Should this highly plausible scenario occur, North Korea’s three neighbours could well take it into their own hands to further alleviate sanctions, as China already has to some extent, rather than allow an indefinite stalling due to the American position and Washington’s additional demands pertaining to Pyongyang’s conventional capabilities - which are not concerns of any of the three powers or of the international community. Without support from Russia or China, two permanent UN Security Council Members, a continued sanctions campaign waged through the UNSC would no longer be feasible.
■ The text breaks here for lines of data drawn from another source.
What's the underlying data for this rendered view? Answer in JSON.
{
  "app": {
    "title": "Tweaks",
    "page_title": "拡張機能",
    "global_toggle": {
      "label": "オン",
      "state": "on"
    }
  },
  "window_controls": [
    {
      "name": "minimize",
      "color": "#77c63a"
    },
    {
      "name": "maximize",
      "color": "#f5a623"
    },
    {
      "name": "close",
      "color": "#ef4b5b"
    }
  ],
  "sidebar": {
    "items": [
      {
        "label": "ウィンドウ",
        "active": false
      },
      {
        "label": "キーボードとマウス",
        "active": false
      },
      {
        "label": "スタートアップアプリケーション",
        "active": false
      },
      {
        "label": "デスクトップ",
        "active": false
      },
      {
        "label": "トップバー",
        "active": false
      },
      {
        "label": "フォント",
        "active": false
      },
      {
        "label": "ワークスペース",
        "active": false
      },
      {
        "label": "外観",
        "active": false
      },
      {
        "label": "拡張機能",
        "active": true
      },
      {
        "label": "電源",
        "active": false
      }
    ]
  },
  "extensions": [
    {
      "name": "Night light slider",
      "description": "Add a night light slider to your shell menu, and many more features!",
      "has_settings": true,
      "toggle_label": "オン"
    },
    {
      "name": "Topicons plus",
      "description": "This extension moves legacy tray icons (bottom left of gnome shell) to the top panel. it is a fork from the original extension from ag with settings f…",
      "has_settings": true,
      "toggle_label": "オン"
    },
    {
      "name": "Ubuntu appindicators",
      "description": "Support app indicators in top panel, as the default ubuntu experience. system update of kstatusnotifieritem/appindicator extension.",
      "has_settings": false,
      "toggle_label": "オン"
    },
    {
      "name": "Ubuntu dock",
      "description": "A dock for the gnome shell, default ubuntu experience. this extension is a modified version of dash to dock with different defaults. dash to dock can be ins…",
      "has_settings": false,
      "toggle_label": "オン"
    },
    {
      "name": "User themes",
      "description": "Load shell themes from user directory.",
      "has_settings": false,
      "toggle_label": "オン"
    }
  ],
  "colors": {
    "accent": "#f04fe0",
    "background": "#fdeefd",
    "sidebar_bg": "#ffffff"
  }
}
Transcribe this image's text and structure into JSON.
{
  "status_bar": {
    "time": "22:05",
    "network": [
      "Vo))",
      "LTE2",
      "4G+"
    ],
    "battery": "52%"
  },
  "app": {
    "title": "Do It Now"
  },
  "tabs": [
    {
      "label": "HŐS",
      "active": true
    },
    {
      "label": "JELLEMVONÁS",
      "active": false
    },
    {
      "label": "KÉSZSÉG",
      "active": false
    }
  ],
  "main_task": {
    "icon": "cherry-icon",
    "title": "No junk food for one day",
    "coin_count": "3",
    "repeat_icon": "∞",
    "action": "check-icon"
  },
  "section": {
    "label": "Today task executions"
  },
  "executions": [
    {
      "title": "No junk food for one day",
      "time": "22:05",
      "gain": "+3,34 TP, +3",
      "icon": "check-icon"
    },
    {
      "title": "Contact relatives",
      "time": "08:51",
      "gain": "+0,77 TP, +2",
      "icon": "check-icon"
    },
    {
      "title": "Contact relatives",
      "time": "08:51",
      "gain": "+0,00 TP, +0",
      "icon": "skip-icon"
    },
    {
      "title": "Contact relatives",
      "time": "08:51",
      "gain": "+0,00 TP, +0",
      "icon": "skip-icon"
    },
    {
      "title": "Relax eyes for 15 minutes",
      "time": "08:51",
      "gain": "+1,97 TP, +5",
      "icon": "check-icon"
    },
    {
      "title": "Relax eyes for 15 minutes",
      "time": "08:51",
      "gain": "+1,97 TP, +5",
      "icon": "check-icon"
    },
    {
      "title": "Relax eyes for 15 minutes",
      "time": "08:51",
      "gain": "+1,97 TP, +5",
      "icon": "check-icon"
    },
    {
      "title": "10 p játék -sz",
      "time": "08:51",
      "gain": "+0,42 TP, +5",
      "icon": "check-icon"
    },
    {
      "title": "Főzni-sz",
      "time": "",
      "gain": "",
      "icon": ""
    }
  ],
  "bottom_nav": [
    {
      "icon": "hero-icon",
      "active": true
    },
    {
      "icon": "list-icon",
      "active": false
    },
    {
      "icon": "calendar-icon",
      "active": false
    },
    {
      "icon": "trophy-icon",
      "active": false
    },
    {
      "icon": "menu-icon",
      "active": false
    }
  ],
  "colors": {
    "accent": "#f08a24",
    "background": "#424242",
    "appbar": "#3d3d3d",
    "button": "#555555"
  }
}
The United States’ hard line could thus serve to isolate it and ultimately allow North Korea both to retain its existing deterrence capabilities while improving its economic situation by normalising relations with much of the international community – including its neighbours.
The goal of Pyongyang’s new diplomatic offensive appears primarily to be an improvement in relations and in economic ties with its three neighbors and a reduction in economic pressure from the international community overall. The United States is far from the only country which can provide Pyongyang with the export markets and the investment it seeks, indeed after 70 years of sanctions long predating the nuclear program it is highly unlikely to do so no matter how thoroughly North Korea disarms, and adopting an overly hard stance against the country in negotiations could well play right into its hands as a result.